What I do support is management of the wolf pack by hunting and trapping, just like we do with turkey and deer.

This afternoon our hunts were a little more successful. I climbed up in a white pine about a mile walk from camp and wore chest waders to get to it. Within minutes of getting in the tree, I saw what I believe was a three-year-old buck with a beautiful pear-shaped rack.

A shot was not made available but my hunt was definitely a success. So far after ten hunts in this area. I have seen five deer, three of which were three-year-old bucks, a doe and a fawn. After six hunts, Travis has seen one doe and Joey has seen about seven deer after nine hunts.

A positive result of wolf in the area is that you often have larger deer, because the same amount of food has to be shared by less deer.

On Joey’s hunt tonight, he passed up a spike buck that was in range for almost a half an hour. That’s pretty good for a 15-year-old kid that has yet to tag a buck with a bow and arrow.

Joey has shot two doe with his bow and is having an excellent overall hunting season, which is a good thing, because these days Joey has three things that start his motor, hunting, fishing and spending time with his girlfriend.

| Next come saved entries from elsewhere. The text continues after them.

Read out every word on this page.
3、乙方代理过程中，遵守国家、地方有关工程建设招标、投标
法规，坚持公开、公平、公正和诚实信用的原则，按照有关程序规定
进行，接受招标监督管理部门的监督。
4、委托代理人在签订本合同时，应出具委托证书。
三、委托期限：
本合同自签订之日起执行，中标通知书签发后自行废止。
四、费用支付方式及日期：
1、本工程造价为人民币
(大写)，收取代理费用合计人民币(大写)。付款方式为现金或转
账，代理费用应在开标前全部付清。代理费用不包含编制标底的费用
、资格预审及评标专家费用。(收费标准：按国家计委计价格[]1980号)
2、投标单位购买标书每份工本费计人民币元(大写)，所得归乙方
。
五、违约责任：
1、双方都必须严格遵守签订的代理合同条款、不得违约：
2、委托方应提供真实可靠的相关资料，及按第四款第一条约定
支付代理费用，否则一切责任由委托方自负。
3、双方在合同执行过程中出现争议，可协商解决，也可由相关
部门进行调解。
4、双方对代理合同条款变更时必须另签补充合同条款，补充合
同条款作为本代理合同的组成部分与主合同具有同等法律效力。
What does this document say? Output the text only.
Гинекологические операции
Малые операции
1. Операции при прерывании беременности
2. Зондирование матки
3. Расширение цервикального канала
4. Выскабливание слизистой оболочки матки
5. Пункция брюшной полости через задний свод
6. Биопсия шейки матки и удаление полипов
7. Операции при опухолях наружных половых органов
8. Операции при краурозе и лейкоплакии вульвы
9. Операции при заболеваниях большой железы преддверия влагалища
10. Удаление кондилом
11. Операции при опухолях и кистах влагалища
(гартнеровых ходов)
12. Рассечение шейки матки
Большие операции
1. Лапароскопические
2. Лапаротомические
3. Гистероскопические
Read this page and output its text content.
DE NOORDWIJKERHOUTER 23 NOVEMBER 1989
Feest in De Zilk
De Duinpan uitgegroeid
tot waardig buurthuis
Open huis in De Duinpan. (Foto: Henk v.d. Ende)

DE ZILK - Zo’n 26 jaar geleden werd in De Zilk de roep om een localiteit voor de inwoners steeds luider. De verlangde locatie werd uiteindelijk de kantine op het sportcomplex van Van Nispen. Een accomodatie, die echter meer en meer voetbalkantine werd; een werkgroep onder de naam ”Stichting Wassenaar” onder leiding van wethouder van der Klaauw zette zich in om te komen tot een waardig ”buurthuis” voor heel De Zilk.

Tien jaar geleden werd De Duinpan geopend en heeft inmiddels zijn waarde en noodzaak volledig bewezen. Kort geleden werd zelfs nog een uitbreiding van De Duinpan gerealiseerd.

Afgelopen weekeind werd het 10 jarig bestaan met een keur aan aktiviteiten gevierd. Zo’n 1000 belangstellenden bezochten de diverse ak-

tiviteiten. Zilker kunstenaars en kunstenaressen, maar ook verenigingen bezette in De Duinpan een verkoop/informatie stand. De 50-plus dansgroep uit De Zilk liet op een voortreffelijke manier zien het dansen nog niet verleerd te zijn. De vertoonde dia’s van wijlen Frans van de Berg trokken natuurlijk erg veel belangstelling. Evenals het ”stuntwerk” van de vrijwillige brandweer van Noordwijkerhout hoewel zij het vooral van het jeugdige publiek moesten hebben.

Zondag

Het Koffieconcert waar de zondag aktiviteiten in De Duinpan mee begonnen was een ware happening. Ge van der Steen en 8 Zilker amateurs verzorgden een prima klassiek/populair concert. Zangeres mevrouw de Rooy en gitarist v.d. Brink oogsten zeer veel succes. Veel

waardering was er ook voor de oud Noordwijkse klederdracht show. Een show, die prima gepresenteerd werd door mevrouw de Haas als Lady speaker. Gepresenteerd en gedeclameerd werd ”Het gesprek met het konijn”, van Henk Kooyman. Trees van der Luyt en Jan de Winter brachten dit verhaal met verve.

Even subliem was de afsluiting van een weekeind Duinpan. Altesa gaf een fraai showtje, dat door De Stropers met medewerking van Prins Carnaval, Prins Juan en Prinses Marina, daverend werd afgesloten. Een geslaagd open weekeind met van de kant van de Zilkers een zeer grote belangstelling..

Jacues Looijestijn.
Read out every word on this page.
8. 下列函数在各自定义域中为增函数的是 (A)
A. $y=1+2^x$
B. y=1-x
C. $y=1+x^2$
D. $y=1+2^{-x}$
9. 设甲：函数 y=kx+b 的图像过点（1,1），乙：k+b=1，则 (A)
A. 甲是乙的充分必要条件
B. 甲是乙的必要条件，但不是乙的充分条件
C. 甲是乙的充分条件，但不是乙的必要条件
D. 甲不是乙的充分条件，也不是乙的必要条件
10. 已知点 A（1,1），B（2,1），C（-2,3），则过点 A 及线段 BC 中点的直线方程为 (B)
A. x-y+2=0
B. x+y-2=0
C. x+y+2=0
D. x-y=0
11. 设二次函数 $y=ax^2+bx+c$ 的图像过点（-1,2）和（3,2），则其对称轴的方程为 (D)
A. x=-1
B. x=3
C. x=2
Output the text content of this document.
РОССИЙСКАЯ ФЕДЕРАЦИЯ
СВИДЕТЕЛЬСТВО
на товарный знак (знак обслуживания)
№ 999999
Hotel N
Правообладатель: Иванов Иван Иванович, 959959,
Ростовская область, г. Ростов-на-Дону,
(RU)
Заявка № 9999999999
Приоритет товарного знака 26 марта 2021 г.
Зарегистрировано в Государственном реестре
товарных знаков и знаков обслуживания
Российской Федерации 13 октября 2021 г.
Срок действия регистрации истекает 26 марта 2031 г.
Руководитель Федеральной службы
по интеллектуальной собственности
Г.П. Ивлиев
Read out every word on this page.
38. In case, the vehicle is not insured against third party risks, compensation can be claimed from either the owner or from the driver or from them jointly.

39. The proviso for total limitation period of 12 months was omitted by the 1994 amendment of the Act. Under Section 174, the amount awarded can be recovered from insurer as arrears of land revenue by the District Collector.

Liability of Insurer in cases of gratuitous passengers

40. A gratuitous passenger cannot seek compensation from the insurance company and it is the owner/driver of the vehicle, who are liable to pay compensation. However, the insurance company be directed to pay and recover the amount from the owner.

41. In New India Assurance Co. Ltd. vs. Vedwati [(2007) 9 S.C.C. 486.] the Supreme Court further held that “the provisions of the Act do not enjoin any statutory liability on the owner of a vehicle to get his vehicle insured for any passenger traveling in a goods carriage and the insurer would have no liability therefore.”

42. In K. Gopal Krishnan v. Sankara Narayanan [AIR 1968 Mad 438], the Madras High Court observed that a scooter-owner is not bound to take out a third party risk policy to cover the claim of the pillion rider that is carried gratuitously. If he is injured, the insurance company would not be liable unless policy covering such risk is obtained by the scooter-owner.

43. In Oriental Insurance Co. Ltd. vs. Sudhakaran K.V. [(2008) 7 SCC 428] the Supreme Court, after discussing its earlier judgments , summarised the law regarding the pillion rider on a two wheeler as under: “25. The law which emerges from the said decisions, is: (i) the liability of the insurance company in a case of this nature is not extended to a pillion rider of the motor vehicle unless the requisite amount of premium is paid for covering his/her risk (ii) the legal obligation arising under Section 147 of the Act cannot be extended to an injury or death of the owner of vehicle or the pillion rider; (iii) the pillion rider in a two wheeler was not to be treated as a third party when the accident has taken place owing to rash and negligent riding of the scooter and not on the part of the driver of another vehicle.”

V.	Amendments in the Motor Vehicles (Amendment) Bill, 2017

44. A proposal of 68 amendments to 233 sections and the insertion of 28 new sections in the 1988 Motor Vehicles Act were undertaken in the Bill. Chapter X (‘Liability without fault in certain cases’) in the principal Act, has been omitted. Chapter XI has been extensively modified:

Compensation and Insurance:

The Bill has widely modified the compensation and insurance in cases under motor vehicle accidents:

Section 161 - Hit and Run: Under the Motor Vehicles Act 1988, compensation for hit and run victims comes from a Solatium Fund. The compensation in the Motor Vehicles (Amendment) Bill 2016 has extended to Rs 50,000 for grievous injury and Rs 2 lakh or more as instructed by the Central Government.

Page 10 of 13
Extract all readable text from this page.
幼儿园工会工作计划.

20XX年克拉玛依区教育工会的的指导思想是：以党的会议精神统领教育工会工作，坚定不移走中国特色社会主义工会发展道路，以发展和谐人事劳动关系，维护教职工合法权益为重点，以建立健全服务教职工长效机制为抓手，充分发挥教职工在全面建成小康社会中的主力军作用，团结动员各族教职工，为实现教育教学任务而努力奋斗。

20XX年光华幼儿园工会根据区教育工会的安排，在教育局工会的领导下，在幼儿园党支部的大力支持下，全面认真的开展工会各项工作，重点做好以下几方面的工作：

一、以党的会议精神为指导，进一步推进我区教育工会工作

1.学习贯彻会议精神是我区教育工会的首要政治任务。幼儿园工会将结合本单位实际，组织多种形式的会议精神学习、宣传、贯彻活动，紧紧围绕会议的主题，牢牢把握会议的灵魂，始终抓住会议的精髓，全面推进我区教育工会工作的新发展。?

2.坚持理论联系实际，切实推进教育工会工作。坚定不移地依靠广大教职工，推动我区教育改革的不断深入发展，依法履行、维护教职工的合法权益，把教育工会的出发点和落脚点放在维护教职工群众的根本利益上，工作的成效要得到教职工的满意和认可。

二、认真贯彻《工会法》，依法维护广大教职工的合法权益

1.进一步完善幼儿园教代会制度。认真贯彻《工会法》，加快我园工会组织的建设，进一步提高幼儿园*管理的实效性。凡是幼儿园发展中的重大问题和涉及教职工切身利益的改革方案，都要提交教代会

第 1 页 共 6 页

My dad, the late Robert Walters started taking me to this piece of paradise 37 years ago and I have given the kids the opportunity to enjoy it as well.

The Meadow Valley Wildlife Area is the true definition of fair chase hunting. No fences, no bait, hardly any roads and a predator called the eastern timber wolf that always has the local whitetail deer population watching their backside.

Live large. It keeps the blood flowing!